Managing your Life
I want to take step back and talk about the very basics. Investing is one means to wealth preservation but savings and spending is yet another. Whatever your circumstance I can think of several cardinal steps in order of priority that must be part of your personal financial plan.
1. Have 6 to 12 months of reserves.
Earning money is a hard thing, and many times, not completely under our control. You could lose your job, have uncovered catastrophic expenses, etc. and to manage these LIFE events, keep at least 6 months equivalent of expenses in liquid asssets (cash). This is personal insurance, your lifeline. Hopefully this will allow you to ride out the storm which happens to all of us at least once in life.
2. Protect/grow your primary income (i.e. job)

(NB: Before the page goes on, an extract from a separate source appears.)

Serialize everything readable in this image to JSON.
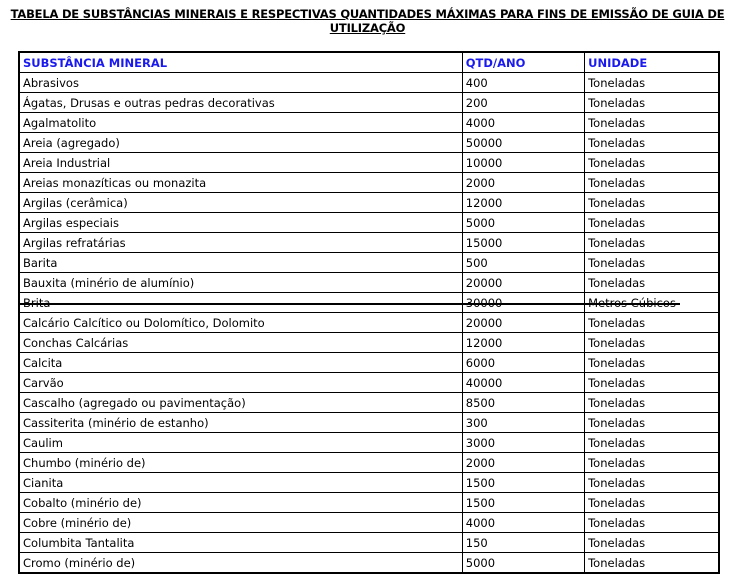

Go ask a bank for a loan and to them, nothing, not even assets, are as important as steady dependable income. For example, lets say you earn $100,000 working a normal job. Don’t sell this short! If you lose this income and want to “replace” it by trading or investing, how will you do so? Do you have one million dollars and can you earn a GUARANTEED 10% on that money? That’s precisely what that “crappy” job is worth. So its worth quite a bit, and you need to protect it by 1) ensuring that you are doing your best at work, 2) enhancing/growing skills which will be valuable to your employer or other employers and 3) making sure you are networking at your own company and outside. Imagine if you get a 10% raise by working extra smart and/or hard at your job, that’s like an automatic and SUSTAINABLE 10% return on your money. And for the most part it doesnt involve you being lucky in the market. Banks don’t care about assets becuase they know assets can be spent, but INCOME can be depended upon to continue forward in time to service debt. Banks used to be samrt in this regard until the Fed turned the world upside down in the last decade by allowing no income/stated income liar loans. Don’t worry, they wont do that again!
3. Manage your Expenses
Pretty important for it allows to keep more of that hard earned income. Again, think about your job or business and think about how much effort that takes. If you spend more of that than you need to, you are wasting that effort and hardship. So check all your expnses, your cable bills, phone bills, your leisure/entertainment and see where you can cut a little here and there. Get quotes often on home and auto insurance, make sure you’re getting the best rates. If you would like my help on this send me an email! at asethura@hotmail.com.
4. Find out what you want to Lose
And this, determines how much you should invest. Invest only what you can afford to lose. And then make sure you don’t lose it. Many people keep forgetting Buffet’s first two rules of investing — 1) Don’t lose money and 2) Don’t forget Rule #1. Please see my article on investing losses . When you invest be smart and try not “push” your returns too high. Rather aim for a sustainable moderate rate of return. This can be anywhere from 5% to 8 or 9 %. With money market rates so low (.1%!!!) therse days even a 3% return is great! Don’t be greedy –while you will never become filthy rich by just investing/trading in stocks, you CAN become poor. The house (the market) usually wins. In the movie Casino, De Niro says “The rule is to keep them playing and keep them coming back; eventually we will get it all!” How true. The market is mostly a vortex that tries to sucker the most people in for the most money. Use this understanding to your benefit and play careful, get out of the vortex before it sucks you in. You CAN make money in the market, just don’t go in with the aim of sustaning a compounded 15-20% return, it just won’t happen.